Neon Prayers
By Armando Quesada Webb
After exploring rural Brazil in Ventos de Agosto (Winds of August) and Boi Neon (Neon Bull), Gabriel Mascaro turns his attention to the city, speculating for the first time in his career about the future of the South American nation, even as he dissects its current social and political state.
It is the year 2027 and Brazil has become a secular country, though permeated more than ever by Christian ideas and values. In these circumstances, Joanna, a deeply religious woman, uses her position in a notary public’s office to try to keep couples from getting divorced.
Mascaro injects his film with a retro esthetic that invades the screen from the moment of the hypnotic opening credits: synthesizers, neon lights, vivid fluorescent colors. The photographic approach contrasts with the atmosphere of the churches and bureaucratic buildings where the action of the film unfolds. In his visual presentation, the director plays lavishly with colors and sensations, maintaining his trademark style. As in Mascaro’s last film, the Mexican Diego García is the director of photography. The two of them follow up on several of the resources employed in Boi Neon, such as the use of wide takes, with the camera placed far from the characters, who rarely enter the foreground. In his examination of Brazil’s near future, the filmmaker is little concerned with technological development, focusing rather on the cultural and social changes that may come of the consolidation of a theocracy. With no need to make any direct references to the contemporary political situation, DIVINO AMOR (Divine Love) represents nevertheless a scathing critique of the expansion of Protestant Christianity among the far right in Latin America, embodied in present-day Brazil by President Jair Bolsonaro.

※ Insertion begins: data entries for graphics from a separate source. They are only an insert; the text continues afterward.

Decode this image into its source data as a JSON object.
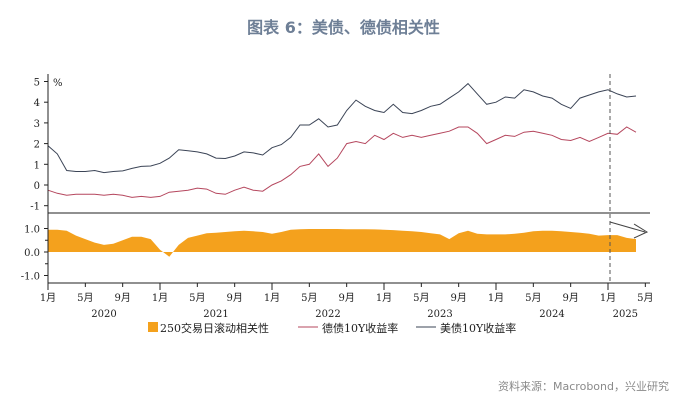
{
  "title": "图表 6：美债、德债相关性",
  "source": "资料来源：Macrobond，兴业研究",
  "chart_data": [
    {
      "type": "line",
      "unit": "%",
      "ylim": [
        -1,
        5
      ],
      "yticks": [
        "5",
        "4",
        "3",
        "2",
        "1",
        "0",
        "-1"
      ],
      "x_start": "2020-01",
      "x_frequency": "monthly",
      "series": [
        {
          "name": "美债10Y收益率",
          "color": "#3b4456",
          "values": [
            1.9,
            1.5,
            0.7,
            0.65,
            0.65,
            0.7,
            0.6,
            0.65,
            0.68,
            0.8,
            0.9,
            0.92,
            1.05,
            1.3,
            1.7,
            1.65,
            1.6,
            1.5,
            1.3,
            1.28,
            1.4,
            1.6,
            1.55,
            1.45,
            1.8,
            1.95,
            2.3,
            2.9,
            2.9,
            3.2,
            2.8,
            2.9,
            3.6,
            4.1,
            3.8,
            3.6,
            3.5,
            3.9,
            3.5,
            3.45,
            3.6,
            3.8,
            3.9,
            4.2,
            4.5,
            4.9,
            4.4,
            3.9,
            4.0,
            4.25,
            4.2,
            4.6,
            4.5,
            4.3,
            4.2,
            3.9,
            3.7,
            4.2,
            4.35,
            4.5,
            4.6,
            4.4,
            4.25,
            4.3
          ]
        },
        {
          "name": "德债10Y收益率",
          "color": "#b5475e",
          "values": [
            -0.25,
            -0.4,
            -0.5,
            -0.45,
            -0.45,
            -0.45,
            -0.5,
            -0.45,
            -0.5,
            -0.6,
            -0.55,
            -0.6,
            -0.55,
            -0.35,
            -0.3,
            -0.25,
            -0.15,
            -0.2,
            -0.4,
            -0.45,
            -0.25,
            -0.1,
            -0.25,
            -0.3,
            0.0,
            0.2,
            0.5,
            0.9,
            1.0,
            1.5,
            0.9,
            1.3,
            2.0,
            2.1,
            2.0,
            2.4,
            2.2,
            2.5,
            2.3,
            2.4,
            2.3,
            2.4,
            2.5,
            2.6,
            2.8,
            2.8,
            2.5,
            2.0,
            2.2,
            2.4,
            2.35,
            2.55,
            2.6,
            2.5,
            2.4,
            2.2,
            2.15,
            2.3,
            2.1,
            2.3,
            2.5,
            2.45,
            2.8,
            2.55
          ]
        }
      ]
    },
    {
      "type": "area",
      "ylim": [
        -1,
        1
      ],
      "yticks": [
        "1.0",
        "0.0",
        "-1.0"
      ],
      "x_start": "2020-01",
      "x_frequency": "monthly",
      "series": [
        {
          "name": "250交易日滚动相关性",
          "color": "#f4a11d",
          "values": [
            0.95,
            0.95,
            0.9,
            0.7,
            0.55,
            0.4,
            0.3,
            0.35,
            0.5,
            0.65,
            0.65,
            0.55,
            0.1,
            -0.2,
            0.3,
            0.6,
            0.7,
            0.8,
            0.82,
            0.85,
            0.88,
            0.9,
            0.88,
            0.85,
            0.78,
            0.85,
            0.95,
            0.97,
            0.98,
            0.98,
            0.98,
            0.98,
            0.97,
            0.97,
            0.97,
            0.96,
            0.95,
            0.93,
            0.9,
            0.88,
            0.85,
            0.8,
            0.75,
            0.55,
            0.8,
            0.9,
            0.78,
            0.75,
            0.75,
            0.75,
            0.78,
            0.82,
            0.88,
            0.9,
            0.9,
            0.88,
            0.85,
            0.82,
            0.78,
            0.7,
            0.72,
            0.72,
            0.6,
            0.55
          ]
        }
      ]
    }
  ],
  "x_axis": {
    "month_ticks": [
      "1月",
      "5月",
      "9月",
      "1月",
      "5月",
      "9月",
      "1月",
      "5月",
      "9月",
      "1月",
      "5月",
      "9月",
      "1月",
      "5月",
      "9月",
      "1月",
      "5月"
    ],
    "years": [
      "2020",
      "2021",
      "2022",
      "2023",
      "2024",
      "2025"
    ]
  },
  "annotations": {
    "vertical_dashed_line": "2025-01",
    "arrow": "right"
  },
  "legend": [
    "250交易日滚动相关性",
    "德债10Y收益率",
    "美债10Y收益率"
  ]
}
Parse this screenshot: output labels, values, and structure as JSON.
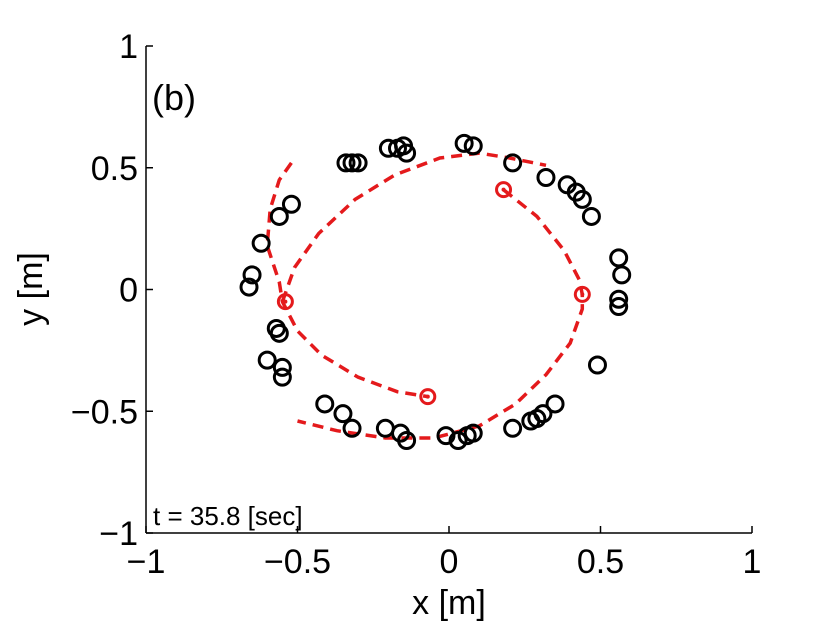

“The government must protect life.” This is one of many conservative slogans that Bolsonaro has wielded to move forward his agenda. Although absolute government control over people’s bodies seems the stuff of dystopias, it remains a danger in Latin America. Mascaro’s vision of the future can sometimes seem alarming close. Even the “self-blessing” rituals in which the main character engages, which might seem to suggest a satire of religious fanaticism, already actually exist in several Latin American countries, a result of the unbridled spread of neo- Pentecostalism. In the future imagined by Mascaro, all sectors of Brazilian society, in all their contrasting variety, are unified under governmental control. Conservatives appropriate pop culture in order to appeal to young people and transform religion into a celebration of excess. When not even sex and partying can escape neo-Pentecostal domination, totalitarianism is just around the corner.